EUA diz que exportação de carne brasileira para China é “desleal”

Relatório do USTR alega que parte do crescimento de exportação de carne congelada do Brasil a China é fruto de trabalho forçado

O documento do Escritório do Representante Comercial dos Estados Unidos (USTR) acerca das investigações de trabalho forçado, que propôs tarifas extras de 12,5% ao Brasilcitou o aumento de exportações de carne congelada do Brasil para a China como uma “concorrência desleal” às exportações norte-americanas, alegando ser fruto de trabalho forçado do Brasil.

O relatório aponta que as exportações de carne congelada do Brasil para as economias investigadas pelo USTR praticamente dobraram entre 2015 e 2025, enquanto as dos Estados Unidos subiram apenas 21%.

O USTR alega que as vendas do Brasil aumentaram mais de 17 vezes no período (2015-2025), superando por muito o crescimentos das exportações americanas.Play Video

O relatório diz que existem dificuldades significativas no rastreamento de trabalho forçado na produção de carne bovina brasileira, devido ao que chamaram de “lavagem de gado”, mas alega que tais dificuldades não invibilizam a conclusão do órgão.
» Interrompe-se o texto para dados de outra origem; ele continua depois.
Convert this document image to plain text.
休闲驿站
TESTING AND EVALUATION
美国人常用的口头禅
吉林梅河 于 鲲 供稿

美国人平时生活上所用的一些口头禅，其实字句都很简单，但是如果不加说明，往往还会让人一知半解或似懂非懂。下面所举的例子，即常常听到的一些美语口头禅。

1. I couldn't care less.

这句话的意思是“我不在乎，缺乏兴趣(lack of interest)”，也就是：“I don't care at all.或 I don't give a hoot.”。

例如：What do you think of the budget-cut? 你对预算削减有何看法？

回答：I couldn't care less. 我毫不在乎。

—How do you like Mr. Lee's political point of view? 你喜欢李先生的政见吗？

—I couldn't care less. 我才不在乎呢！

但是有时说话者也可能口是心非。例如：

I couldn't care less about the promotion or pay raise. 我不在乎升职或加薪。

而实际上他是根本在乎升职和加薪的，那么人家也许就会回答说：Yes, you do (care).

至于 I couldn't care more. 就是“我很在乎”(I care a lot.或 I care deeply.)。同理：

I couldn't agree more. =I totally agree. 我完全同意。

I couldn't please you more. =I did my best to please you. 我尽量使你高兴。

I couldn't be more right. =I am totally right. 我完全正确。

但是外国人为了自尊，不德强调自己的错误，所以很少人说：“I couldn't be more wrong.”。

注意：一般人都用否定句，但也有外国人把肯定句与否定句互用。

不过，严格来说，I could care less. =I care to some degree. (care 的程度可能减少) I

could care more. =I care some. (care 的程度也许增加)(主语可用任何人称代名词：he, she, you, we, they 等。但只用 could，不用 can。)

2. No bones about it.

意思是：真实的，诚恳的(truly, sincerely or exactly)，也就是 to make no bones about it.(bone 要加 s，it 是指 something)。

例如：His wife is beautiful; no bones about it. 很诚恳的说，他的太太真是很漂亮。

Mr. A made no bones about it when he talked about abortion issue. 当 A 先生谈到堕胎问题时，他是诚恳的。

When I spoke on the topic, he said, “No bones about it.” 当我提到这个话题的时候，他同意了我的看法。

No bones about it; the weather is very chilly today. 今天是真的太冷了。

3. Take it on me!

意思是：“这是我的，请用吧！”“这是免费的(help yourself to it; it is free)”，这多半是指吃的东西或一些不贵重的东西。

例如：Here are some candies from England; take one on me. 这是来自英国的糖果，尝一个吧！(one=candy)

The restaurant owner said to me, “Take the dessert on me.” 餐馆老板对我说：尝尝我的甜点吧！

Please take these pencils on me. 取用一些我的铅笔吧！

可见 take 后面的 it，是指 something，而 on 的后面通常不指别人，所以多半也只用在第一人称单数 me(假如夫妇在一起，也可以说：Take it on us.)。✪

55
“No entanto, o fato de tais dificuldades existirem não invalida a conclusão deste Relatório de que as exportações dos EUA de carne bovina congelada, produzidas de forma legítima para a China, foram afetadas negativamente pela concorrência de carne bovina sob risco de trabalho forçado proveniente do Brasil”, diz o relatório do USTR.

O órgão reconhece que “outros fatores”, como o tamanho dos rebanhos dos EUA e tarifas chinesas impostas ao país em 2019, podem ter influenciado a competição entre a carne dos EUA e a do Brasil, mas alega que, caso existisse uma proibição de importação relacionada ao trabalho forçado, os EUA teriam exportado maiores valores à China.

No ano passado, as exportações do agronegócio brasileiro ao mercado chinês totalizaram mais de US$ 50 bilhões em 2025. Nessa terça, o governo da China reconheceu o Brasil como país livre de febre aftosa – doença que atinge bois. A medida deve incentivar ainda mais a exportação de carne bovina do Brasil ao país, pois facilita a venda de carnes com osso ou miúdos, por exemplo.

Investigação do USTR

O Escritório do Representante Comercial dos Estados Unidos (USTR) concluiu nessa terça-feira (2/6) a investigação acerca de trabalho forçado.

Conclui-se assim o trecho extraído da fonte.